Luke Donald with drum and fife corps at Scottish Open
Getty Images
Luke Donald was disappointed with his ball-striking at the U.S. Open, but he struck up the band at the Scottish Open on Wednesday.
By
PA Sport

Series: European Tour

INVERNESS, Scotland -- For the sixth major in a row, Luke Donald will go into next week's British Open as world No. 1.

None of the previous five, of course, has led to the outcome he wanted -- and nor did any of the 31 he played before that.

In a bid to change things at Royal Lytham and so become England's first winner of a major since Nick Faldo in 1996, Donald is determined to take a more relaxed attitude.

The 34-year-old, who first of all will try to defend his Scottish Open title at Castle Stuart this week, could not have been more impressed by Roger Federer -- "so calm and collected" -- when he watched his semifinal win over Novak Djokovic at Wimbledon last Friday.

"He's made a very conscious effort not to get so down on himself," said Donald. "When I'm playing I'm laughing and joking, but I've realized that (at majors) I do get a little bit more anxious, a little bit more uptight, a little bit more agitated.

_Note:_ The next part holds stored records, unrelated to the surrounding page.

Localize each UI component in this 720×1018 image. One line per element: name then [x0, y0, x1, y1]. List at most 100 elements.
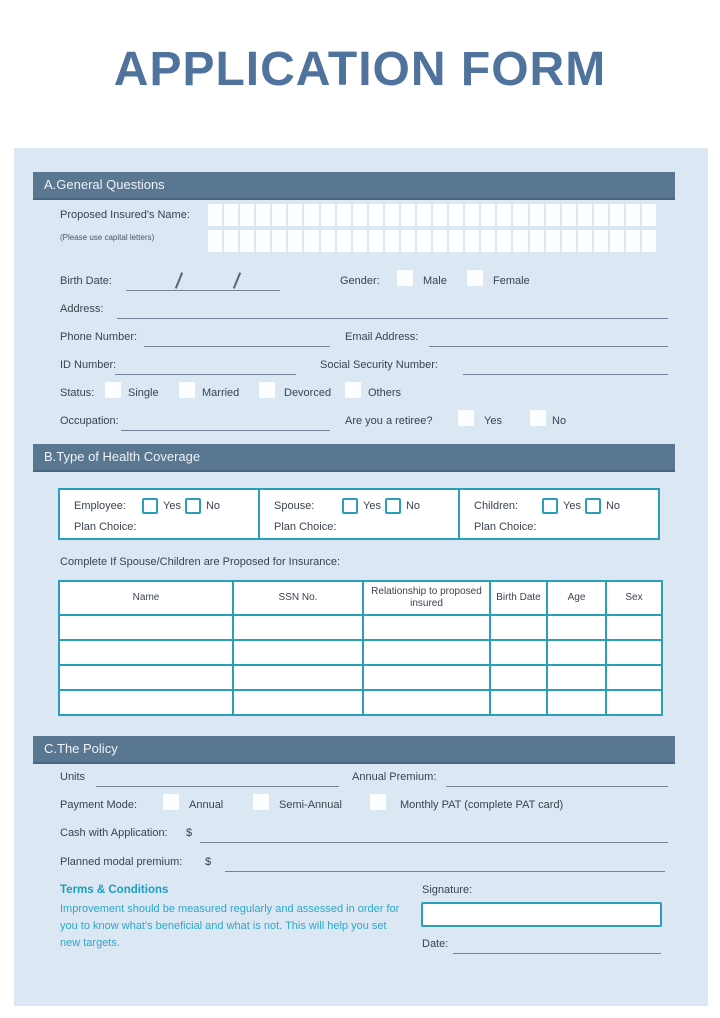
table-cell[interactable]: [362, 614, 491, 641]
children-plan-choice-label[interactable]: Plan Choice:: [474, 521, 537, 533]
letter-cell[interactable]: [545, 230, 560, 252]
letter-cell[interactable]: [593, 230, 608, 252]
letter-cell[interactable]: [320, 230, 335, 252]
letter-cell[interactable]: [240, 230, 255, 252]
employee-plan-choice-label[interactable]: Plan Choice:: [74, 521, 137, 533]
letter-cell[interactable]: [481, 230, 496, 252]
occupation-line[interactable]: [121, 415, 330, 431]
letter-cell[interactable]: [642, 230, 657, 252]
letter-cell[interactable]: [384, 204, 399, 226]
ssn-line[interactable]: [463, 359, 668, 375]
letter-cell[interactable]: [449, 204, 464, 226]
units-line[interactable]: [96, 771, 339, 787]
status-married-checkbox[interactable]: [179, 382, 195, 398]
table-cell[interactable]: [232, 614, 364, 641]
letter-cell[interactable]: [577, 204, 592, 226]
table-cell[interactable]: [546, 639, 607, 666]
letter-cell[interactable]: [481, 204, 496, 226]
table-cell[interactable]: [58, 614, 234, 641]
letter-cell[interactable]: [449, 230, 464, 252]
letter-cell[interactable]: [561, 204, 576, 226]
retiree-yes-checkbox[interactable]: [458, 410, 474, 426]
letter-cell[interactable]: [593, 204, 608, 226]
letter-cell[interactable]: [497, 230, 512, 252]
table-cell[interactable]: [605, 689, 663, 716]
table-cell[interactable]: [232, 689, 364, 716]
letter-cell[interactable]: [642, 204, 657, 226]
table-cell[interactable]: [232, 664, 364, 691]
letter-cell[interactable]: [626, 230, 641, 252]
letter-cell[interactable]: [208, 230, 223, 252]
payment-annual-checkbox[interactable]: [163, 794, 179, 810]
letter-cell[interactable]: [288, 204, 303, 226]
payment-monthly-pat-checkbox[interactable]: [370, 794, 386, 810]
table-cell[interactable]: [489, 689, 548, 716]
letter-cell[interactable]: [577, 230, 592, 252]
letter-cell[interactable]: [465, 230, 480, 252]
table-cell[interactable]: [546, 664, 607, 691]
letter-cell[interactable]: [272, 204, 287, 226]
spouse-yes-checkbox[interactable]: [342, 498, 358, 514]
table-cell[interactable]: [489, 639, 548, 666]
letter-cell[interactable]: [320, 204, 335, 226]
table-cell[interactable]: [605, 614, 663, 641]
letter-cell[interactable]: [609, 204, 625, 226]
spouse-plan-choice-label[interactable]: Plan Choice:: [274, 521, 337, 533]
letter-cell[interactable]: [368, 230, 383, 252]
letter-cell[interactable]: [256, 230, 271, 252]
letter-cell[interactable]: [304, 230, 319, 252]
letter-cell[interactable]: [465, 204, 480, 226]
status-single-checkbox[interactable]: [105, 382, 121, 398]
table-cell[interactable]: [58, 664, 234, 691]
table-cell[interactable]: [58, 639, 234, 666]
letter-cell[interactable]: [561, 230, 576, 252]
letter-cell[interactable]: [433, 230, 448, 252]
letter-cell[interactable]: [288, 230, 303, 252]
cash-line[interactable]: [200, 827, 668, 843]
annual-premium-line[interactable]: [446, 771, 668, 787]
letter-cell[interactable]: [336, 204, 351, 226]
letter-cell[interactable]: [545, 204, 560, 226]
gender-female-checkbox[interactable]: [467, 270, 483, 286]
letter-cell[interactable]: [417, 230, 432, 252]
letter-cell[interactable]: [240, 204, 255, 226]
table-cell[interactable]: [605, 639, 663, 666]
letter-cell[interactable]: [304, 204, 319, 226]
email-line[interactable]: [429, 331, 668, 347]
letter-cell[interactable]: [336, 230, 351, 252]
letter-cell[interactable]: [272, 230, 287, 252]
letter-cell[interactable]: [497, 204, 512, 226]
letter-cell[interactable]: [384, 230, 399, 252]
id-number-line[interactable]: [115, 359, 296, 375]
letter-cell[interactable]: [400, 204, 416, 226]
table-cell[interactable]: [232, 639, 364, 666]
birth-date-line[interactable]: [126, 272, 280, 291]
planned-premium-line[interactable]: [225, 856, 665, 872]
table-cell[interactable]: [489, 664, 548, 691]
employee-no-checkbox[interactable]: [184, 498, 201, 514]
letter-cell[interactable]: [256, 204, 271, 226]
status-others-checkbox[interactable]: [345, 382, 361, 398]
letter-cell[interactable]: [433, 204, 448, 226]
date-line[interactable]: [453, 938, 661, 954]
letter-cell[interactable]: [513, 230, 528, 252]
spouse-no-checkbox[interactable]: [384, 498, 401, 514]
letter-cell[interactable]: [529, 204, 544, 226]
phone-line[interactable]: [144, 331, 330, 347]
letter-cell[interactable]: [208, 204, 223, 226]
table-cell[interactable]: [362, 639, 491, 666]
children-yes-checkbox[interactable]: [542, 498, 558, 514]
gender-male-checkbox[interactable]: [397, 270, 413, 286]
letter-cell[interactable]: [417, 204, 432, 226]
employee-yes-checkbox[interactable]: [142, 498, 158, 514]
payment-semiannual-checkbox[interactable]: [253, 794, 269, 810]
letter-cell[interactable]: [400, 230, 416, 252]
letter-cell[interactable]: [529, 230, 544, 252]
table-cell[interactable]: [605, 664, 663, 691]
table-cell[interactable]: [546, 614, 607, 641]
letter-cell[interactable]: [513, 204, 528, 226]
letter-cell[interactable]: [609, 230, 625, 252]
letter-cell[interactable]: [368, 204, 383, 226]
address-line[interactable]: [117, 303, 668, 319]
signature-box[interactable]: [421, 902, 662, 927]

"People around me notice it," he added. "I've got to try and control that and that's going to be the priority -- go out there and try to play with a little bit more freedom, a little bit more fun.

"I've realized it for a while and it's just a constant process of trying to work on that and improve every time," he explained. "It's got to come from me. Obviously I work with (mental coach) Dave Alfred, but that's more about going through the process of being diligent about my practice and practicing efficiently."

Donald knows that winning a major is the one thing missing from his career -- and it would certainly help someone like pop singer Kylie Minogue know who he is. They sat next to each other at lunch at Wimbledon before going into the Royal Box, but the Australian star needed her boyfriend to tell her that Donald was a golfer.

"She was a sweet girl, actually -- really genuinely nice girl, down to earth and I enjoyed chatting to her a little bit," he said.

After winning the Scottish Open title last July -- and doing it with a closing 63 that was the lowest round of his European Tour career -- Donald went to Sandwich and missed the cut. He also made an early exit from last month's U.S. Open, and felt his ball-striking let him down in San Francisco.

"I got a little bit caught up in trying to hit the right shot," he said, "but I didn't strike it very well and that made me a bit anxious."